Computational simulations of transcranial direct current stimulation (tDCS) enable researchers and medical practitioners to investigate this form of neurostimulation with in silico experiments. For these computer-based simulations to be of practical use to the medical community, patient-specific head geometries and finely discretized computational grids must be used. As a result, solving the partial differential equation based mathematical model that governs tDCS can be computationally burdensome. Further, consider the task of identifying optimal electrode configurations and parameters for a particular patient’s condition, head geometry, and therapeutic objectives; it is conceivable that hundreds of tDCS simulations could be executed. It is therefore important and necessary to identify efficient solution methods for medically-based tDCS simulations. To address this requirement, we exhaustively compare the convergence performance of geometric multigrid and the preconditioned conjugate gradient method when solving the linear system of equations generated from a finite element discretization of the tDCS governing equations. Our simulations consist of three commonly used real-world tDCS electrode montages on MRI-derived three-dimensional head models with physiologically-based inhomogeneous tissue conductivities. Simulations are realized on fine computational meshes with resolutions deemed applicable to the medical community, and as a result, our finite element solutions highlight tDCS-specific phenomena such as electric field shunting that contributes to a notable intensification of the stimulation’s electric current dosage. Convergence metrics of each linear system solver are examined, and compared and linked to theoretical estimates. It is shown that the conjugate gradient method achieves superior convergence rates only when preconditioned with an appropriately configured multigrid algorithm. In addition, it is demonstrated that physiological characteristics of tDCS simulations make multigrid as a stand-alone solver highly ineffective, despite the fact that this method is typically effective in solving the tDCS-based Poisson problem. By identifying the solution methods optimal for medically-driven tDCS simulations, our results extend simulation support to high-resolution and high-volume computing applications, and will ultimately help guide tDCS numerical simulations towards becoming an integrated aspect of the patient-specific tDCS treatment protocol.

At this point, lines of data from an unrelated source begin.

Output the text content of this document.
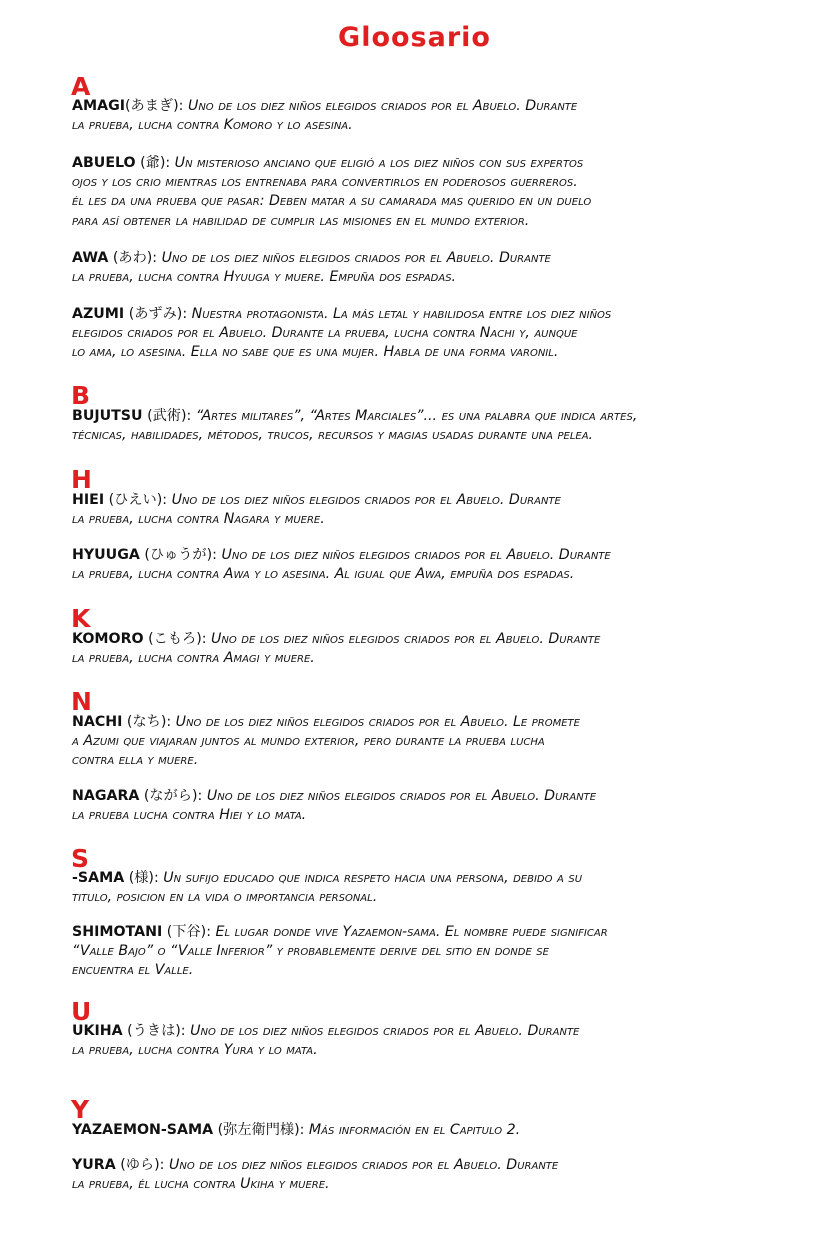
Gloosario
A
AMAGI(あまぎ): Uno de los diez niños elegidos criados por el Abuelo. Durante
la prueba, lucha contra Komoro y lo asesina.
ABUELO (爺): Un misterioso anciano que eligió a los diez niños con sus expertos
ojos y los crio mientras los entrenaba para convertirlos en poderosos guerreros.
él les da una prueba que pasar: Deben matar a su camarada mas querido en un duelo
para así obtener la habilidad de cumplir las misiones en el mundo exterior.
AWA (あわ): Uno de los diez niños elegidos criados por el Abuelo. Durante
la prueba, lucha contra Hyuuga y muere. Empuña dos espadas.
AZUMI (あずみ): Nuestra protagonista. La más letal y habilidosa entre los diez niños
elegidos criados por el Abuelo. Durante la prueba, lucha contra Nachi y, aunque
lo ama, lo asesina. Ella no sabe que es una mujer. Habla de una forma varonil.
B
BUJUTSU (武術): “Artes militares”, “Artes Marciales”... es una palabra que indica artes,
técnicas, habilidades, métodos, trucos, recursos y magias usadas durante una pelea.
H
HIEI (ひえい): Uno de los diez niños elegidos criados por el Abuelo. Durante
la prueba, lucha contra Nagara y muere.
HYUUGA (ひゅうが): Uno de los diez niños elegidos criados por el Abuelo. Durante
la prueba, lucha contra Awa y lo asesina. Al igual que Awa, empuña dos espadas.
K
KOMORO (こもろ): Uno de los diez niños elegidos criados por el Abuelo. Durante
la prueba, lucha contra Amagi y muere.
N
NACHI (なち): Uno de los diez niños elegidos criados por el Abuelo. Le promete
a Azumi que viajaran juntos al mundo exterior, pero durante la prueba lucha
contra ella y muere.
NAGARA (ながら): Uno de los diez niños elegidos criados por el Abuelo. Durante
la prueba lucha contra Hiei y lo mata.
S
-SAMA (様): Un sufijo educado que indica respeto hacia una persona, debido a su
titulo, posicion en la vida o importancia personal.
SHIMOTANI (下谷): El lugar donde vive Yazaemon-sama. El nombre puede significar
“Valle Bajo” o “Valle Inferior” y probablemente derive del sitio en donde se
encuentra el Valle.
U
UKIHA (うきは): Uno de los diez niños elegidos criados por el Abuelo. Durante
la prueba, lucha contra Yura y lo mata.
Y
YAZAEMON-SAMA (弥左衛門様): Más información en el Capitulo 2.
YURA (ゆら): Uno de los diez niños elegidos criados por el Abuelo. Durante
la prueba, él lucha contra Ukiha y muere.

经颅直流电刺激的计算机模拟（TDCS），使研究人员和医务人员进行调查这种形式的神经刺激与在硅片实验。为了使这些基于计算机的模拟在医学界得到实际应用，必须使用特定于患者的头部几何形状和精细离散的计算网格。结果，求解控制tDCS的基于偏微分方程的数学模型可能在计算上很繁琐。此外，考虑为特定患者的状况，头部几何形状和治疗目标确定最佳电极配置和参数的任务；可以想象可以执行数百次tDCS仿真。因此，为基于医学的tDCS仿真确定有效的解决方法非常重要和必要。为了满足这一要求，当求解由tDCS控制方程的有限元离散化生成的线性方程组时，我们详尽地比较了几何多重网格和预处理共轭梯度法的收敛性能。我们的模拟包括在MRI衍生的三维头部模型上基于生理学的非均匀组织电导率的三种常用的真实世界tDCS电极蒙太奇。仿真是在精细的计算网格上实现的，其分辨率被认为适用于医学界，因此，我们的有限元解决方案突出了tDCS特定现象，例如电场分流，这有助于显着增强刺激的电流剂量。检查每个线性系统求解器的收敛度量，并与理论估算值进行比较和关联。结果表明，共轭梯度法具有较高的收敛速度仅当使用适当配置的多网格算法进行预处理时。此外，事实证明，尽管该方法通常可以有效地解决基于tDCS的泊松问题，但tDCS模拟的生理特性使多网格作为独立求解器的效率非常低。通过确定针对医学驱动的tDCS模拟的最佳解决方案，我们的结果将模拟支持扩展到高分辨率和大容量计算应用，最终将帮助指导tDCS数值模拟成为特定患者tDCS治疗方案的集成方面。